Açores

70% das pescarias de atum realizadas na Madeira são da responsabilidade de embarcações açorianas

O Secretário Regional do Mar, Ciência e Tecnologia salientou hoje que “as 22 embarcações registadas nos Açores com licença para pescar na Madeira são responsáveis por mais de 70% das descargas” de atum registadas nesta Região Autónoma.

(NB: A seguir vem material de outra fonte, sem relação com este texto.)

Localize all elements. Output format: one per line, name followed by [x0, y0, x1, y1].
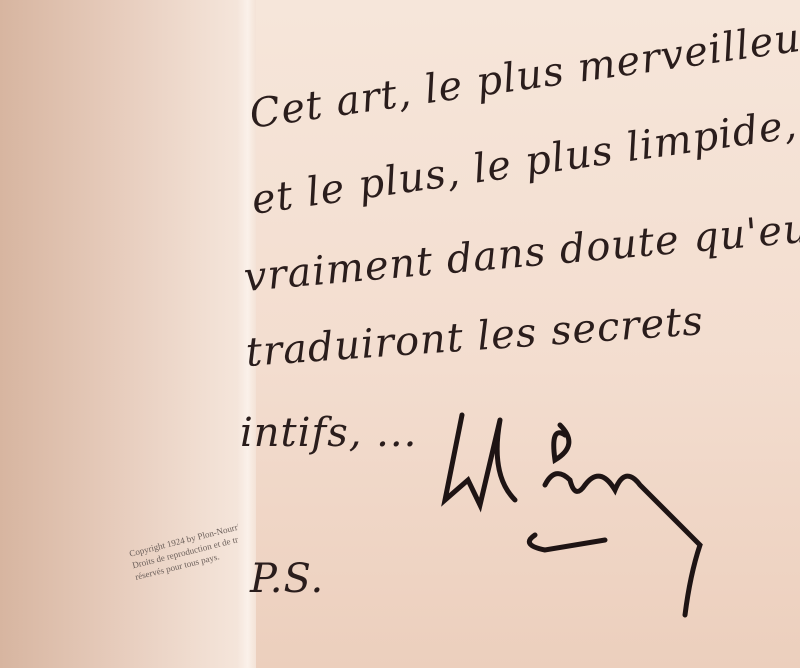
postscript: P.S. [250, 556, 324, 602]
inscription-line: intifs, ... [240, 410, 417, 456]
signature-icon [440, 405, 730, 635]
left-page: Copyright 1924 by Plon-Nourrit et Cie Dr… [0, 0, 250, 668]
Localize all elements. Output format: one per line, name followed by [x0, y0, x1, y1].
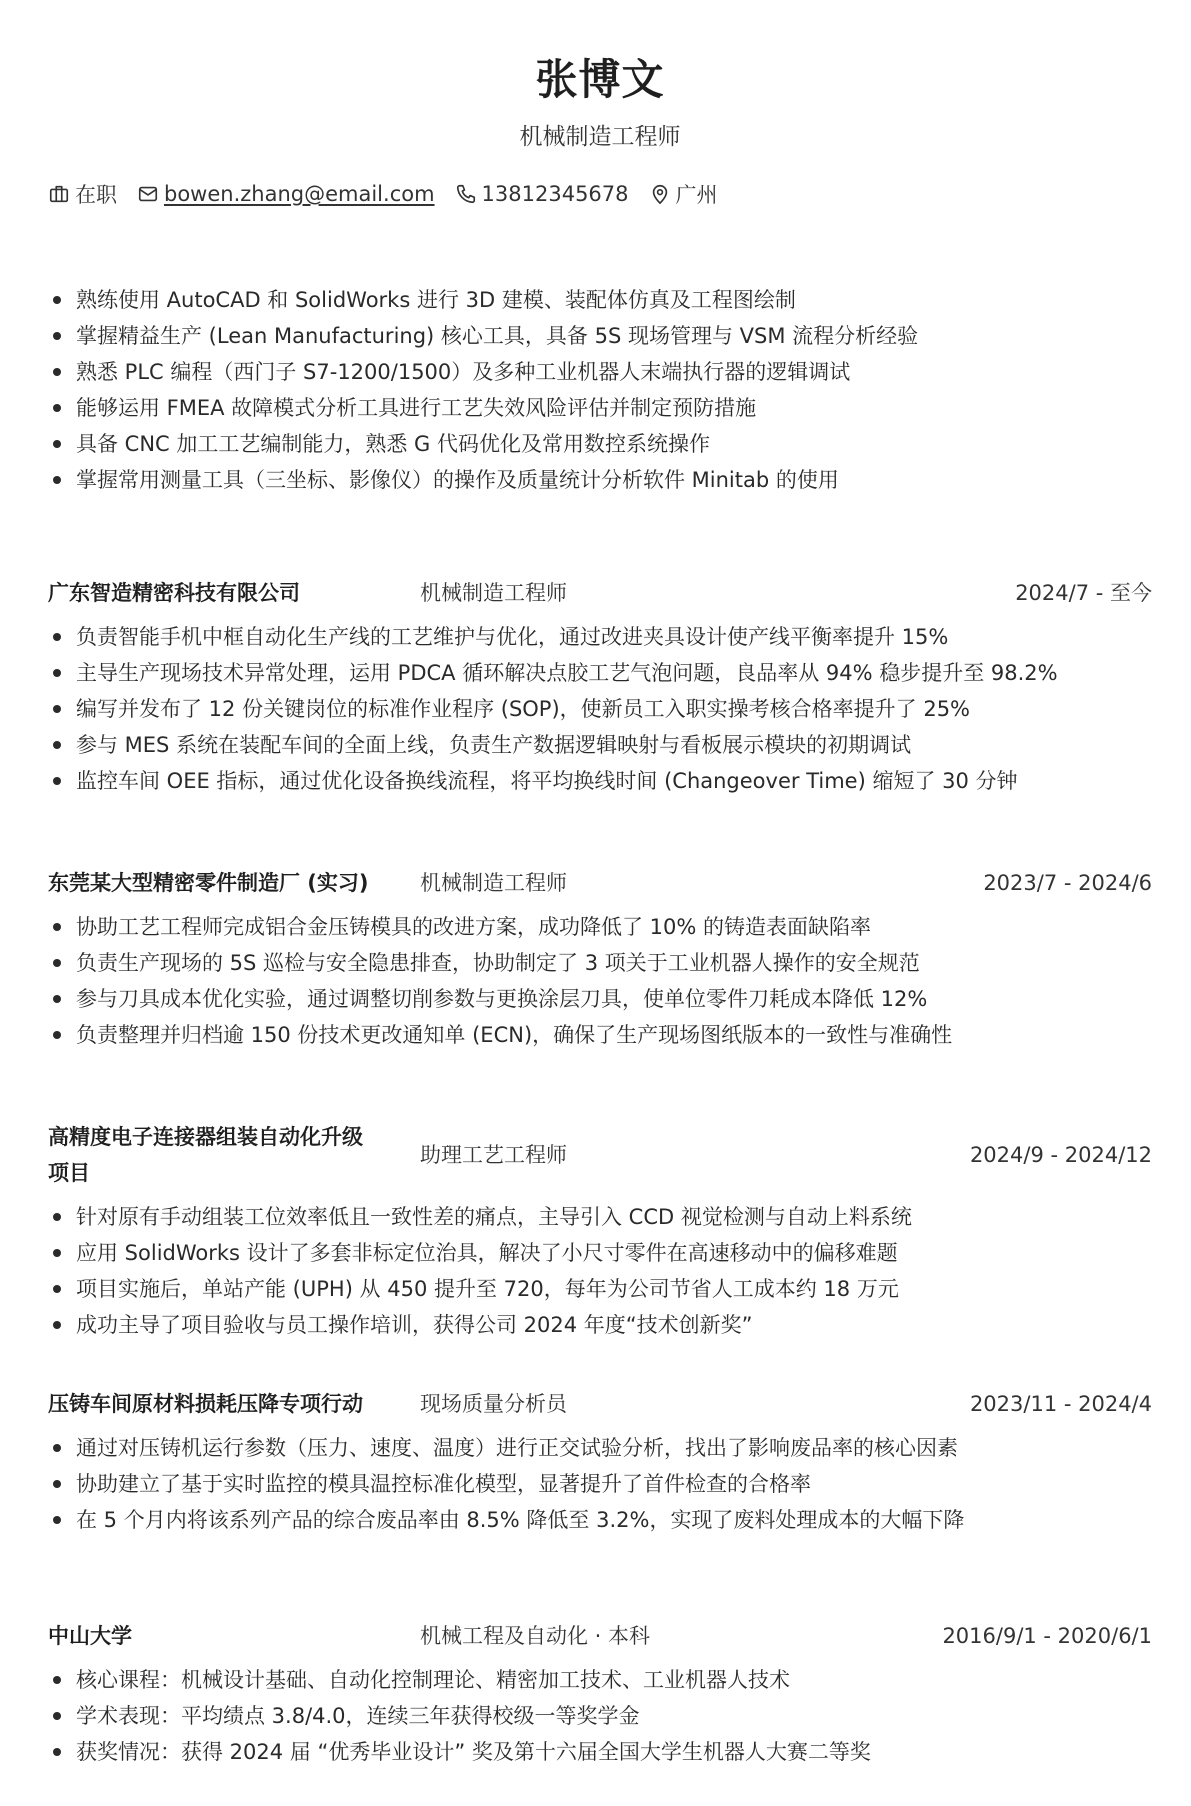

Gui Menezes referiu que “a pesca ao atum é incerta” nos Açores, é sazonal, iniciando-se em meados de abril e terminando em outubro, acrescentando que, nos primeiros meses, há uma maior probabilidade da ocorrência destas espécies na Madeira, onde a maioria das embarcações açorianas estão licenciadas a pescar.

Entre a frota licenciada para a captura de tunídeos usando a arte de salto-e-vara, cerca de três dezenas de embarcações só efetuam descargas de tunídeos, exercendo a sua atividade nas sub-áreas Açores e Madeira.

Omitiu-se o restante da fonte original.